En Europe, les terres agricoles s’avèrent globalement assez peu taxées, explique Guillaume Sainteny, maître de conférence à AgroParisTech, en introduction d’une séance de l’Académie d’agriculture consacrée à cette problématique de la taxation et de la rentabilité des terres agricoles. Sur 12 des 30 pays étudiés, il existe un régime spécifique pour au moins la moitié des taxes étudiées, « donc une volonté d’une fiscalité légère sur les terres agricoles », souligne Guillaume Sainteny. L’évolution des dernières décennies témoigne également d’un allégement progressif de cette fiscalité : par exemple, depuis 2000, 9 pays ont supprimé les droits de mutation à titre gratuit, et depuis 2005, 4 pays ont supprimé les droits de mutation à titre onéreux sur le secteur agricole.

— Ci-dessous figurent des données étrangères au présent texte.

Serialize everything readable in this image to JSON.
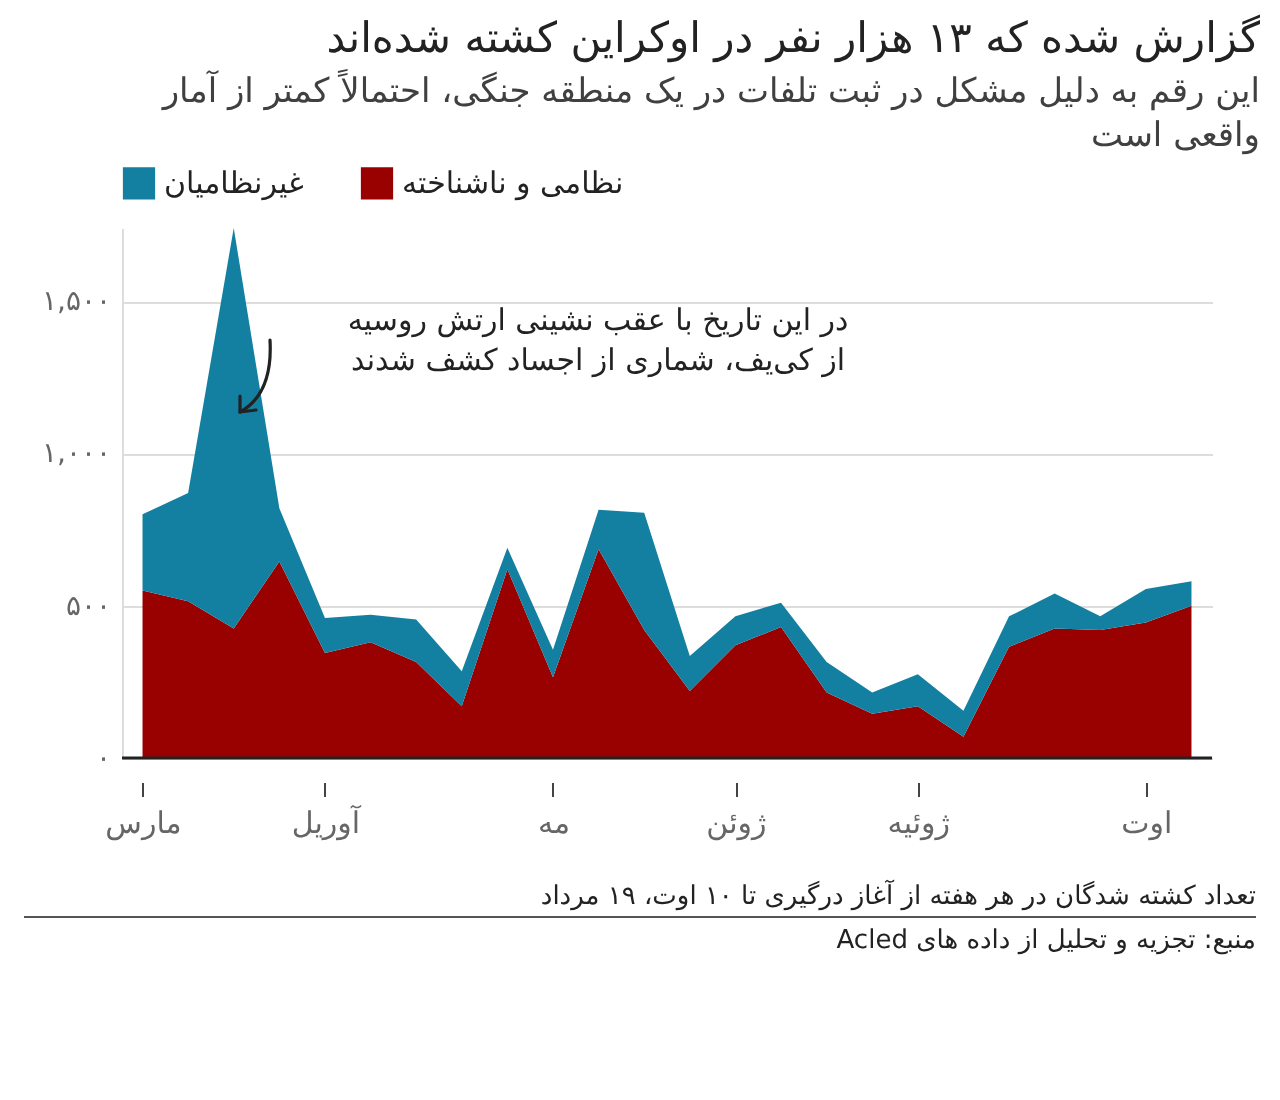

En France, des terres agricoles très taxées

La situation dans l’Hexagone est en revanche très spécifique. Ainsi, les loyers de fermage font partie des plus bas d’Europe et progressent moins vite que l’inflation. Entre 2009 et 2023, ils ont ainsi augmenté de 16,5 %, alors que l’inflation a progressé de 26 %.

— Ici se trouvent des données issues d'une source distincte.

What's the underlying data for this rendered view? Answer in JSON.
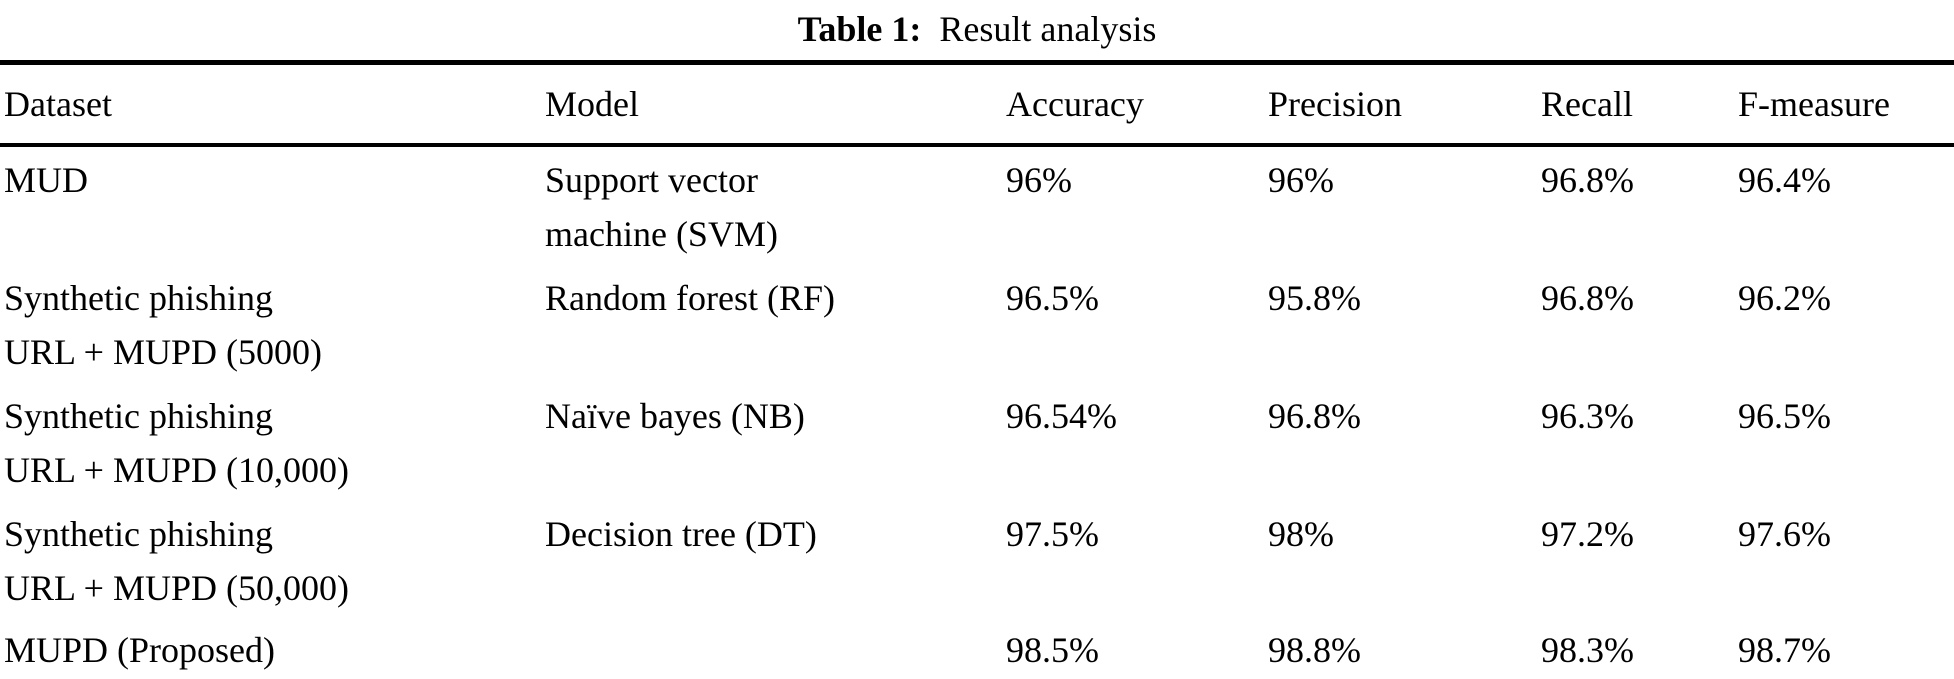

Montant moyen des fermages dans différents pays d’Europe (© Académie d’Agriculture)

En parallèle, les taxes s’additionnent, avec des taxes annuelles liées au revenu, des prélèvements sociaux sur les revenus fonciers ruraux (qui n’existent qu’en France), et cinq taxes qui ne sont pas liées au revenu. La taxation s’avère donc très élevée « sur des loyers pourtant divisés par deux », explique Guillaume Sainteny. Et on ne peut pas non plus faire de plus-value à l’actif, avec une valeur des terres agricoles en dessous de celle des années 1970, ajoute-t-il.

Quelles conséquences pour l’agriculture ?

La rentabilité négative des terres agricoles pose ainsi différents problèmes : risque de perte de surface agricole utile, faible intérêt du portage foncier, absence de complément de revenus pour les retraités agricoles, et donc une incitation à artificialiser.

En parallèle, cette baisse de la rémunération du foncier diminue celle des services environnementaux, car en l’absence de dispositif dédié, c’est bien cette valorisation qui permet de payer les services environnementaux et fondés sur la nature, « dont on prône la rémunération », explique Guillaume Sainteny.

Pour ce dernier, il faut donc permettre une rentabilité minimum du foncier non bâti après impôt, en réformant les loyers réglementés du fermage, et/ou en allégeant la fiscalité agricole.